You could end up borrowing the symbol, but not the context that gives it a meaning… or giving it another meaning entirely.
I’m going well out of bounds there, but interestingly semiotics is one field where the Situationists felt at home (another “revolution”)
And guess who did the Situationists quote ? Well, Debord referred to Lautréamont too, of course.
Any elements, no matter where they are taken from, can serve in making new combinations. The discoveries of modern poetry regarding the analogical structure of images demonstrate that when two objects are brought together, no matter how far apart their original contexts may be, a relationship is always formed. Restricting oneself to a personal arrangement of words is mere convention. The mutual interference of two worlds of feeling, or the bringing together of two independent expressions, supersedes the original elements and produces a synthetic organization of greater efficacy. Anything can be used.
…
Lautréamont advanced so far in this direction that he is still partly misunderstood even by his most ostentatious admirers. In spite of his obvious application of this method to theoretical language in Poésies (drawing particularly on the ethical maxims of Pascal and Vauvenargues) where Lautréamont strives to reduce the argument, through successive concentrations, to maxims alone–a certain Viroux caused considerable astonishment three or four years ago by demonstrating conclusively that Maldoror is one vast detournement of Buffon and other works of natural history, among other things. That the prosaists of Figaro, such as this Viroux himself, were able to see this as a justification for disparaging Lautreamont, and that others believed they had to defend him by praising his insolence, only testifies to the intellectual debility of these two camps of dotards in courtly combat with each other. A slogan like “Plagiarism is necessary, progress implies it” is still as poorly understood, and for the same reasons, as the famous phrase about the poetry that “must be made by all.”

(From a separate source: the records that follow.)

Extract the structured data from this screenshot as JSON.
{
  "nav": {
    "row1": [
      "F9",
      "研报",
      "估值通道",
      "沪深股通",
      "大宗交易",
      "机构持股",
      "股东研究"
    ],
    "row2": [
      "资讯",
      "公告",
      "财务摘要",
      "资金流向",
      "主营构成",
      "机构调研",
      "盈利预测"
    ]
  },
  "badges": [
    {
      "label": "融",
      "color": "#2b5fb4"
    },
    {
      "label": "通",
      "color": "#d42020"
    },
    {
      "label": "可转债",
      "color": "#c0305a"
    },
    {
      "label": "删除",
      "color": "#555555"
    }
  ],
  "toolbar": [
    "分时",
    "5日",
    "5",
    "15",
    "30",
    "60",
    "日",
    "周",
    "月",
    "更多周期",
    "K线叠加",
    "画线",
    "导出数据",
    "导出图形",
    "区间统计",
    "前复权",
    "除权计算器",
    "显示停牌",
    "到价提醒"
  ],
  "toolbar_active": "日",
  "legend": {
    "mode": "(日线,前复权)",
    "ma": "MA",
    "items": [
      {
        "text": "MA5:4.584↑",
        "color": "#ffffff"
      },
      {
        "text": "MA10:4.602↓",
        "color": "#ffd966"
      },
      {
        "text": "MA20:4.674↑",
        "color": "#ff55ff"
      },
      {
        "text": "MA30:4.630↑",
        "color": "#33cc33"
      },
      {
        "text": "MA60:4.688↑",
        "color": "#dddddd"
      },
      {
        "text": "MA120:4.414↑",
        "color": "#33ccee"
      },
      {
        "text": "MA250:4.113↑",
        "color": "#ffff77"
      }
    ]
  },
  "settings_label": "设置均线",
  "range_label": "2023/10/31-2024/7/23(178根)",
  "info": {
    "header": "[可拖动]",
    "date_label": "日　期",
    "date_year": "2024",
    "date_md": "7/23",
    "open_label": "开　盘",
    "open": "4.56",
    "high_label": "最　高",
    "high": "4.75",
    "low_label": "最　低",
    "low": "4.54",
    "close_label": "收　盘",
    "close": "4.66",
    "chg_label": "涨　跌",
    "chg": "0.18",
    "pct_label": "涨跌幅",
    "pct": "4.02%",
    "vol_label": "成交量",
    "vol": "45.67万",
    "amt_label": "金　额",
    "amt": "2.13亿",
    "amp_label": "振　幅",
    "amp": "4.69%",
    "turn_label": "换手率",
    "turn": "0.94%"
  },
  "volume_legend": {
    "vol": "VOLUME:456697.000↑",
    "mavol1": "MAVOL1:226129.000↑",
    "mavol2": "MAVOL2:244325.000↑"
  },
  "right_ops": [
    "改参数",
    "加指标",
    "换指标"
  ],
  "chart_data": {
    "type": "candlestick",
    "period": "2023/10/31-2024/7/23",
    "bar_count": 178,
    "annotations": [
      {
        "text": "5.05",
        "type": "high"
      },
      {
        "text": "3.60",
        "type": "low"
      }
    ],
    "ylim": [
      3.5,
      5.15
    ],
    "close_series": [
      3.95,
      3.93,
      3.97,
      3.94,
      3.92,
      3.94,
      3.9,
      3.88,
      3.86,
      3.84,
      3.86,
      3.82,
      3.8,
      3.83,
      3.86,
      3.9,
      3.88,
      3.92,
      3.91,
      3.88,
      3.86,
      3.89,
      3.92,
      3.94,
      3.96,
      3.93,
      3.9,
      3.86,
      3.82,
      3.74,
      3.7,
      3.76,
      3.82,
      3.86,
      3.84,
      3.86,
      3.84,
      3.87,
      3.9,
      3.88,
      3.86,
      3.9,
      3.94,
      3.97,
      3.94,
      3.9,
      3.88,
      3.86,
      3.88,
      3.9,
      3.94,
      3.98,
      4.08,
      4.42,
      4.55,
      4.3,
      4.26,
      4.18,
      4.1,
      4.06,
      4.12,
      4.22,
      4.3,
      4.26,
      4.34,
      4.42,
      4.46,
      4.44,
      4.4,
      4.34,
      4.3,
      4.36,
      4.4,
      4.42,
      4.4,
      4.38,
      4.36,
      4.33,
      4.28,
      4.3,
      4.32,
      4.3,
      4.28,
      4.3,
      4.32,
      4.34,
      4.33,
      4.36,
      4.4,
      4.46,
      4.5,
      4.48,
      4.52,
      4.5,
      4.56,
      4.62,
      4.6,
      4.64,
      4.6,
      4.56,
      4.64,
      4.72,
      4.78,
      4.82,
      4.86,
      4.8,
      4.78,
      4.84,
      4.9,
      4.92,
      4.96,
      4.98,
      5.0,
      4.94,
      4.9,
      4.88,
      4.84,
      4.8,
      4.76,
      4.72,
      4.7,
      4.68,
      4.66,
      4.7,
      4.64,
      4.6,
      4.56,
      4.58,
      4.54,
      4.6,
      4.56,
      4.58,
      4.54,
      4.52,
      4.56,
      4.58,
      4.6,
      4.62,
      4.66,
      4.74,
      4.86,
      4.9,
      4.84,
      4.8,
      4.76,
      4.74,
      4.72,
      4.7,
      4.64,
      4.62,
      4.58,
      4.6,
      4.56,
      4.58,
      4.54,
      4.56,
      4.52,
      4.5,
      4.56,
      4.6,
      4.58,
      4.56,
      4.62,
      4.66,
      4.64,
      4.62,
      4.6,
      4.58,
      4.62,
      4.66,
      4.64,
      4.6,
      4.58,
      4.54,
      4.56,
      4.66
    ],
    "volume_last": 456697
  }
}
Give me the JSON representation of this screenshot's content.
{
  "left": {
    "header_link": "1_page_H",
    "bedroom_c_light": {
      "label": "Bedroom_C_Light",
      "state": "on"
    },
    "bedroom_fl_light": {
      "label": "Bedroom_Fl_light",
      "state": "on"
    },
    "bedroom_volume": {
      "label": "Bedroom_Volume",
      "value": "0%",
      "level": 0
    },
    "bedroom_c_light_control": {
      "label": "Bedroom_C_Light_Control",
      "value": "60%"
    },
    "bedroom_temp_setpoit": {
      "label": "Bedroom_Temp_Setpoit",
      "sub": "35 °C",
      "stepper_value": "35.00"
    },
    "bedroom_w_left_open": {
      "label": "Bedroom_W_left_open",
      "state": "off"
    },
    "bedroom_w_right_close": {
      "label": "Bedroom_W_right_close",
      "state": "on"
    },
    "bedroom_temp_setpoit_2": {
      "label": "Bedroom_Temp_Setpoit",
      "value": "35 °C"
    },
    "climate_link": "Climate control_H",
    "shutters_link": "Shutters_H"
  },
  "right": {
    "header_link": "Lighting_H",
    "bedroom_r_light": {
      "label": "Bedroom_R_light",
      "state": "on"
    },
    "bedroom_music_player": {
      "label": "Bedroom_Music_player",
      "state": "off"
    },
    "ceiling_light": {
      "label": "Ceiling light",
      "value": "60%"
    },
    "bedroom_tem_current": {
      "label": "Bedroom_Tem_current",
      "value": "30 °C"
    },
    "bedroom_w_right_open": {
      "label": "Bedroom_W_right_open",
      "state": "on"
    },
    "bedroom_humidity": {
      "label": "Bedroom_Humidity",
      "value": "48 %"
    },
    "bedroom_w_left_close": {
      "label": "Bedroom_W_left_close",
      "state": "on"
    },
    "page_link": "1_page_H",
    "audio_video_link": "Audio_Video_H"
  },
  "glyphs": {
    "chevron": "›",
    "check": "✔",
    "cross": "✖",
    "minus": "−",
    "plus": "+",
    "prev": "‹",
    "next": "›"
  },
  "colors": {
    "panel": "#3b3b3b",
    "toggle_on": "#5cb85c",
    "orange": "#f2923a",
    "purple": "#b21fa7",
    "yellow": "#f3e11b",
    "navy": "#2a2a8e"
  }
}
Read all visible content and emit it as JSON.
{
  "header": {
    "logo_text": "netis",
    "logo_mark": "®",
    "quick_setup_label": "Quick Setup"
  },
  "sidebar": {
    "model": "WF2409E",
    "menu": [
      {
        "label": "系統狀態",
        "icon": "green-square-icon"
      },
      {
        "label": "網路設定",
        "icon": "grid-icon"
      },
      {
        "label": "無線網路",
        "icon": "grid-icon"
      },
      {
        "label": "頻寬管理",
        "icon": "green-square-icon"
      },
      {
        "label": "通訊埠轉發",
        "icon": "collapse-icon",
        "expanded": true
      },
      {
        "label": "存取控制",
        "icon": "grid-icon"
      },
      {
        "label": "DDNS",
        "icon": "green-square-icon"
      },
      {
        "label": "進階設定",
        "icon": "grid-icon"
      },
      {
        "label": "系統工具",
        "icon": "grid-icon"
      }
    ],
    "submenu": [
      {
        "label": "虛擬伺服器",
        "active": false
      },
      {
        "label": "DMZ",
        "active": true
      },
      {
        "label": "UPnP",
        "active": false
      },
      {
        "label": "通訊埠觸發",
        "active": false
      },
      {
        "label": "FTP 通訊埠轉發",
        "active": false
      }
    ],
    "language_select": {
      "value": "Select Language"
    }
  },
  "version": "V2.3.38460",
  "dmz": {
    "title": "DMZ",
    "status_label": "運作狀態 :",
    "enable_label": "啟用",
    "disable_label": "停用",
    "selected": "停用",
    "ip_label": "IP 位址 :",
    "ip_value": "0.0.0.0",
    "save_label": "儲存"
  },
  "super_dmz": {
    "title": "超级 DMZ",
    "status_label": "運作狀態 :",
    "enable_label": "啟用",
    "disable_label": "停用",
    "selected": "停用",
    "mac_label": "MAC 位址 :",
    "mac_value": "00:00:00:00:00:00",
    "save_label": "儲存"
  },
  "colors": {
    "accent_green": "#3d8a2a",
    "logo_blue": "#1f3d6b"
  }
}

Apart from Lautréamont’s work–whose appearance so far ahead of its time has to a great extent preserved it from a precise critique–the tendencies toward detournement that can be observed in contemporary expression are for the most part unconscious or incidental; and it is in the advertising industry, more than in a decaying aesthetic production, that one can find the best examples.
So how do we stop awaiting for innovation to happen unconsciously, incidentally, publicitarianly ?
Nurture and embrace continuous innovation, instead of mere decaying aesthetic production.
The irony is that, again… we will find some clues on how to achieve the holy grail of evolutionary development in the works of revolutionaries like Lautréamont and the Situationists.